Society

Muslims detained for protesting dismantling of minaret in Georgia

by | Aug 27, 2013
police_in_Chela__Adigeni

Police in Chela, Adigeni. (Samkhretis Karibche.)

TBILISI, DFWatch–The local municipality in the village Chela in Adigeni in Georgia has started to dismantle the minaret of a mosque, which has caused concern of Muslims.

The police was at the site of the minaret from morning and prohibiting local Muslims from entering, which resulted in a rally being organized outside and several people being detained.

Interior Ministry representatives explained that several persons resisted the police in Chela and some are also accused of physical resistance.

About 200 people were gathered at the rally according to local media and reporters. They protested against the dismantling of the minaret and against the detentions at Monday’s rally. 21 people were detained, according to rally participants. Ten were released and eleven remain in detention.

One of the people who protested, Merab Tsulukidze, told Interpressnews that some details of the minaret were destroyed during the dismantling.

The minaret was constructed a one month and a half ago.

Later on Monday, the Revenue Service issued a statement about the dismantling of the minaret in Chela, which said that it was being done because of the need for a commodity examination.

The statement reads that entrepreneur Jambul Abuladze July 14 purchased steel constructions in Turkey and brought it to Georgia in order to construct a minaret. After studying customs declaration and import documents, the Revenue Service concluded that there is ‘reasonable doubt that goods might have been incorrectly classified in the documentation, which may have caused reducing taxes for import.’

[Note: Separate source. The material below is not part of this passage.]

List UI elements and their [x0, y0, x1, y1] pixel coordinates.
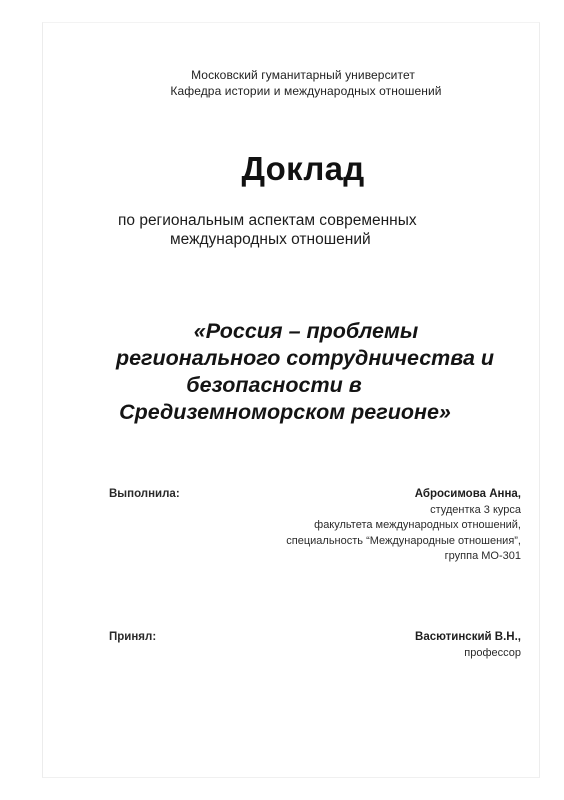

“It is impossible to define the amount of reduced taxes without physically examining the goods and without appropriate examination,” statement reads adding that Jambul Abuladze was noted about this information on August 21.

“Since the weight of the minaret construction and commodity code may not correspondent to the declared data, the Revenue Service decided to start demolishing it on August 26,” the statement reads, adding that the Revenue Service will provide restoration costs.

Samkhretis Karibche, a local media outlet from Southern Georgia, reports that the local municipality of Adigeni started studying the issue of the new minaret in Chela, claiming that it was illegal. The municipality decided to take down the minaret and fine local Muslims with a 200 lari fine (USD 120) for illegally constructing it.

According to municipality representatives, no documents were presented to local government about the construction of the Minaret.

A month and a half ago, when the minaret was constructed next to the Mosque, locals and representatives of the organization Sazogadoebrivi Darbazi started gathering signatures demanding to remove it; however Samkhretis Karibche writes that the local population believes ‘someone deliberately is bringing tension to the village because Muslims and Orthodox until now have lived in peace.’

On Monday, Karibche posted a photo report which shows that special police were brought to the rally to disperse it, after which some of the rally participants were detained.

The Institute of Tolerance and Diversity issued an appeal about Monday’s events, which reads that the dismantling of the minaret led to a protest by locals and the use of violence from the police, which resulted in people being detained and several Muslims being beaten.

“On the background that government wasn’t able to provide freedom of praying, assembly and movement in Nigvziani, Tsintskharo and Samtatskaro, when no people were punished for violating the constitutional rights of Muslims and which became permanent, this new step by the government may be seen as irresponsible, and puts the religious peace and the constitutional order in danger,” the statement reads. The organization appeals to the government to take measures and restore the violated rights of religious minorities.

Interpressnews on Monday quoted Tariel Nakaidze, chairmen of Georgian Muslims Union, saying that minarets in Georgia are constructed in violation of law.

“But there is no law about constructing minarets in Georgia. This doesn’t mean we avoid the law. We are ready to bring those constructions into legal frames,” he said.

The Muslims Union also issued a statement asking to define how legal it was to dismantle the minaret.

 “We also appeal to the prime minister to take all measures to calm down the tense situation against Muslims recently,” the statement reads. “It is also important to define how necessary it was to so roughly and provocatively demolish the minaret.”